Federal guidelines recommend that all adults get at least 150 minutes of physical activity each week. Aim to move about 30 minutes on most days. Walking is a good start. You can also join programs that teach you to move safely and prevent falls, which can lead to brain and other injuries. Check with your healthcare provider if you haven’t been active and want to start a vigorous exercise program.
For more information, see Go4Life®, NIA’s exercise and physical activity campaign for older adults.
Being intellectually engaged may benefit the brain. People who engage in meaningful activities, like volunteering or hobbies, say they feel happier and healthier. Learning new skills may improve your thinking ability, too. For example, one study found that older adults who learned quilting or digital photography had more memory improvement than those who only socialized or did less cognitively demanding activities.
Lots of activities can keep your mind active. For example, read books and magazines. Play games. Take or teach a class. Learn a new skill or hobby. Work or volunteer. These types of mentally stimulating activities have not been proven to prevent serious cognitive impairment or Alzheimer’s disease, but they can be fun!
Scientists think that such activities may protect the brain by establishing “cognitive reserve.” They may help the brain become more adaptable in some mental functions, so it can compensate for age–related brain changes and health conditions that affect the brain.
Formal cognitive training also seems to have benefits. In the Advanced Cognitive Training for Independent and Vital Elderly (ACTIVE) trial, healthy adults 65 and older participated in 10 sessions of memory training, reasoning training, or processing–speed training. The sessions improved participants’ mental skills in the area in which they were trained. Most of these improvements persisted 10 years after the training was completed.
Be wary of claims that playing certain computer and online games can improve your memory and other types of thinking. Evidence to back up such claims is evolving. NIA and others are supporting research to determine if different types of cognitive training have lasting effects.
For more information, see Participating in Activities You Enjoy.
Connecting with other people through social activities and community programs can keep your brain active and help you feel less isolated and more engaged with the world around you.

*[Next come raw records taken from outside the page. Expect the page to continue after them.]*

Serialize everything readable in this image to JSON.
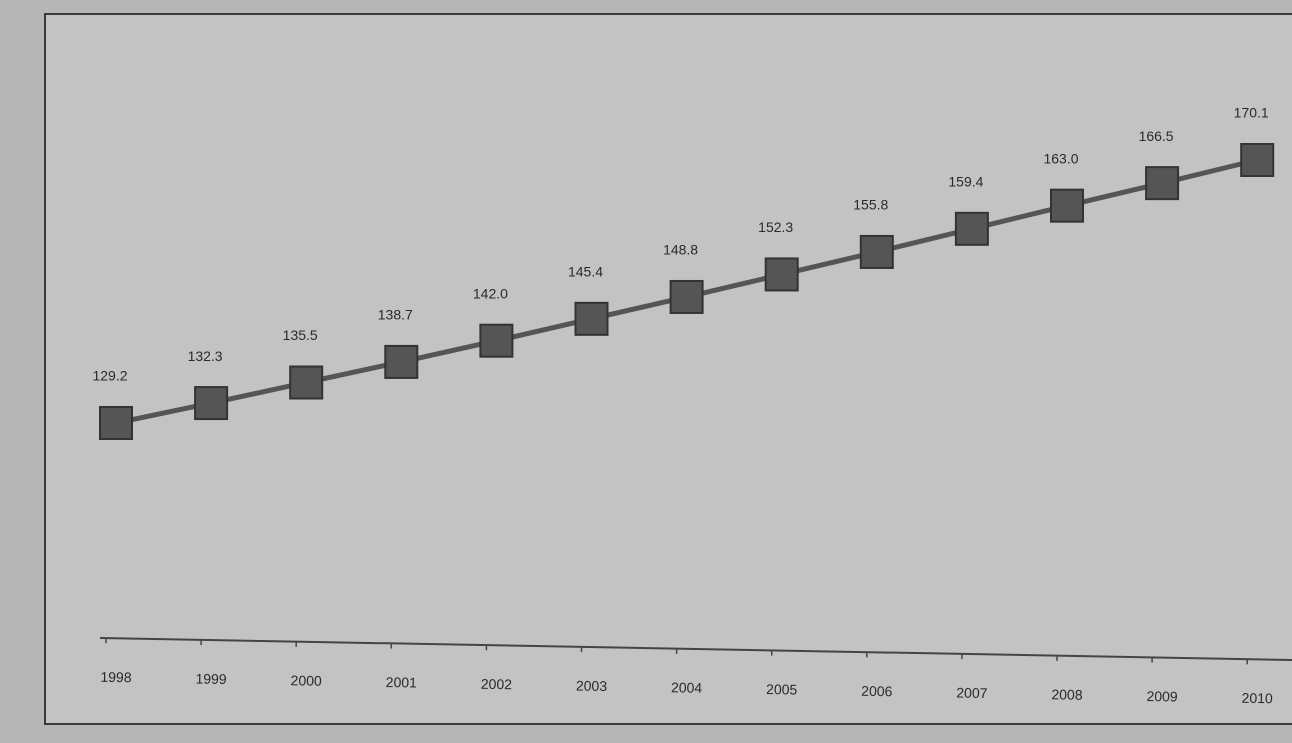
{
  "chart_data": {
    "type": "line",
    "categories": [
      "1998",
      "1999",
      "2000",
      "2001",
      "2002",
      "2003",
      "2004",
      "2005",
      "2006",
      "2007",
      "2008",
      "2009",
      "2010"
    ],
    "series": [
      {
        "color": "#555555",
        "values": [
          129.2,
          132.3,
          135.5,
          138.7,
          142.0,
          145.4,
          148.8,
          152.3,
          155.8,
          159.4,
          163.0,
          166.5,
          170.1
        ],
        "value_labels": [
          "129.2",
          "132.3",
          "135.5",
          "138.7",
          "142.0",
          "145.4",
          "148.8",
          "152.3",
          "155.8",
          "159.4",
          "163.0",
          "166.5",
          "170.1"
        ]
      }
    ],
    "markers": "square"
  }
}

Participating in social activities may lower the risk for some health problems and improve well-being.
So, visit with family and friends. Join programs through your Area Agency on Aging, senior center, or other community organizations.
We don’t know for sure yet if any of these actions can prevent or delay Alzheimer’s disease and age–related cognitive decline. But some of them have been associated with reduced risk of cognitive impairment and dementia.